‘The sea and the sky were our universe, and the boat was our world.
A planet that had broken gravity and left its start.
Drifting in the inky blue….’
This is the first book I had read written by Chris Vick and it certainly did not disappoint. We follow the tale of survival and unlikely friendship during the most difficult time and a situation you would never dream of.
We follow the story of Bill and Aya who find each other shipwrecked after a terrible storm. Initially, there is almost an uncertain friendship, but through the power of storytelling, Bill and Aya come together to form a beautiful and strong bond which in turn you witness friendship blossoming between them. Aya tells the most beautiful stories which has Bill hooked and wanting to learn more. Storytelling is the one thing that seems to get them through such terrible circumstances and be able to cope and make decisions that no young person should have to make. There are many themes covered within this simply story and the themes which are reflected are incredibly complex, what we also see is Aya has limited English but they both learn one another’s language to learn more about one another and be able to understand each other. I didn’t feel they needed it, as despite this seeming to be a barrier, they were able to make their needs known one way or another.
Chris’s writing is simply enchanting and beautiful and reflects that no matter what sex, culture, background or language barrier – storytelling is the one strand that brings us together. The stories I adored, they were my favourite part of the novel and it simply did not disappoint. Another favourite part of the novel was Bill and Aya always looking at the stars, it makes you want to look up a lot more and really look into the night sky, just as we may do during the day.
Both Bill and Aya were relatable characters with such depth and beauty, Chris was certainly invested in the writing of both and wanted the reader to be with Bill and Aya and go with them on the journey of survival.
I am a fan of Lord of the Flies and this is a great updated version of that classic novel. Girl. Boy. Sea is probably a more relatable novel for young people at this time and one I would recommend to all. I also believe it would make a great book for parents to read with their children as the stories are simply magical and for all to enjoy.
Girl. Boy. Sea is a beautiful exploration into unlikely friendships with complex undertones, such as cultural differences and language barriers, and the impact positive friendships and companionship can have on survival.
About the Book
Bill is a British boy at sea with the Youth Sail Challenge when his yacht is caught in a huge storm off the coast of Morocco. Separated from his teammates, he narrowly survives shipwreck in a tiny rowing boat. After many days and nights Bill rescues a girl clinging for her life to a barrel. She is Aya, from a nomadic Berber tribe. Aya was escaping to Europe when her migrant ship was destroyed in the same storm.

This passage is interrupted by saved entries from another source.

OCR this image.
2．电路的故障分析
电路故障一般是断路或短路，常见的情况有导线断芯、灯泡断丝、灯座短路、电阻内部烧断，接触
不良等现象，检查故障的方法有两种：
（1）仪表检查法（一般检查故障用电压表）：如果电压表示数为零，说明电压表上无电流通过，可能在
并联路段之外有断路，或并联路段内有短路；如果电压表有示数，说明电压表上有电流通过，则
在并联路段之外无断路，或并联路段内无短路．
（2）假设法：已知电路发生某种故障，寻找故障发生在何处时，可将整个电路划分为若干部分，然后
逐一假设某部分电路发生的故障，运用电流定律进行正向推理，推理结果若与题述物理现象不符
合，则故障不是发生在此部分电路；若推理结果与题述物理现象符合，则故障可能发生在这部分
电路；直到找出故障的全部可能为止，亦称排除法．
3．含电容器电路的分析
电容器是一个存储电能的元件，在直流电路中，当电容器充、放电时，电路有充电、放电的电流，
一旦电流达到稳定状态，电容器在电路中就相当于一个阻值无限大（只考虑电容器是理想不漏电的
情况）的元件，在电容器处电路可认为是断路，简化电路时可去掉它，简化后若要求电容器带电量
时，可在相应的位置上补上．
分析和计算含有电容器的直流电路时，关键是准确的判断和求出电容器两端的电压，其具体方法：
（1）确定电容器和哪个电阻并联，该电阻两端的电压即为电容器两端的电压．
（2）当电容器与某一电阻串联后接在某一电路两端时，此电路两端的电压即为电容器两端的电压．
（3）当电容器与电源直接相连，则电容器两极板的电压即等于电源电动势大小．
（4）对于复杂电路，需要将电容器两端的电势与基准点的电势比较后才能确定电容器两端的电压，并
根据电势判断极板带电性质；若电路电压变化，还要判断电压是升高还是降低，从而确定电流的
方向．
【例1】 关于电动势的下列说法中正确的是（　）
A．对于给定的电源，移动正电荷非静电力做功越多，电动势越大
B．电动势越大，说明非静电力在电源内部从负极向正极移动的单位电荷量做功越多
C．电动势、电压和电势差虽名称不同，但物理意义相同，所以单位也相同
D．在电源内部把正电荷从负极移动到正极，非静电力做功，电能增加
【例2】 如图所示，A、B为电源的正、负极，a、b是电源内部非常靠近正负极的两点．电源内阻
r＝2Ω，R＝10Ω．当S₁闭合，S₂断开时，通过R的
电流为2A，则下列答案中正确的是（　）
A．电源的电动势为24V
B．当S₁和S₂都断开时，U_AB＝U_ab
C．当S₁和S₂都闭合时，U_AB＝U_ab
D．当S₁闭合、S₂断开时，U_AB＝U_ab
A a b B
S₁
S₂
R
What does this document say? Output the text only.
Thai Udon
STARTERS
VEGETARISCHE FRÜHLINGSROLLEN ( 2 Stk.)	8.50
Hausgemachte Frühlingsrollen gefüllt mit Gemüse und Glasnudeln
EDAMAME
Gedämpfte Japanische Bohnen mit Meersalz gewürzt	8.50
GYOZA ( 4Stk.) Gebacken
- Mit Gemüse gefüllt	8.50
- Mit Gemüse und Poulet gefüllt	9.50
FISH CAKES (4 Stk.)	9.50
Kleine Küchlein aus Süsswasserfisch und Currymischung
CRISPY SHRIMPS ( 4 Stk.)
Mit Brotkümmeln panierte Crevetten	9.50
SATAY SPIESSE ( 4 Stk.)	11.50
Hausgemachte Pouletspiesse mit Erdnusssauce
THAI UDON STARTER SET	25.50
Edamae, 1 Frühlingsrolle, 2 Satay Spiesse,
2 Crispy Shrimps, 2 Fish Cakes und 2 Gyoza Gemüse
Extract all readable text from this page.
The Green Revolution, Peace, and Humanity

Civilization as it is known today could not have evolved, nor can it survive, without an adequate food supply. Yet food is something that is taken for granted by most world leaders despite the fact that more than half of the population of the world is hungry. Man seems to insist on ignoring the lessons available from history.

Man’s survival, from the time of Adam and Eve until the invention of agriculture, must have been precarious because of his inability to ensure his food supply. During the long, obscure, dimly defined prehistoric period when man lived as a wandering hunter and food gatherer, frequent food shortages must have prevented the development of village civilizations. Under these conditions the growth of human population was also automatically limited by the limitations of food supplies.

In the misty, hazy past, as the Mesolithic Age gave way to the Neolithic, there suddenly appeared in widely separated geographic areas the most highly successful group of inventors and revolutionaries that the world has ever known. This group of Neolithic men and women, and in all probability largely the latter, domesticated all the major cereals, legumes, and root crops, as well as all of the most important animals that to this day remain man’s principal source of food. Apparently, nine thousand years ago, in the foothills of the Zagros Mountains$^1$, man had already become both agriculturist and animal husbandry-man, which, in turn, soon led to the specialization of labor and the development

Through endless days and star- spangled nights, they drift – mere specks on the vast, empty ocean. Weakened by fear, hunger and the unforgiving sun, Aya tells Bill about The Arabian Nights, and Shahrazad, who told 1001 stories to save her life. As hope of rescue begins to fade, they find strength in these tales of magic, brave heroes, wily thieves, greedy sultans, and courageous girls. When they land on a desert island, they’re surprised to be confronted by a stranger who is not what he seems….. and back out on the waves once more in the dark deep, a shadow follows…..
About the Author
Chris is a graduate of the Bath Spa MA in Writing for Young People. He lives near Bath and splits his time between writing, teaching and working in marine conservations. He is the author of Kook and Storms, both published by HarperCollins.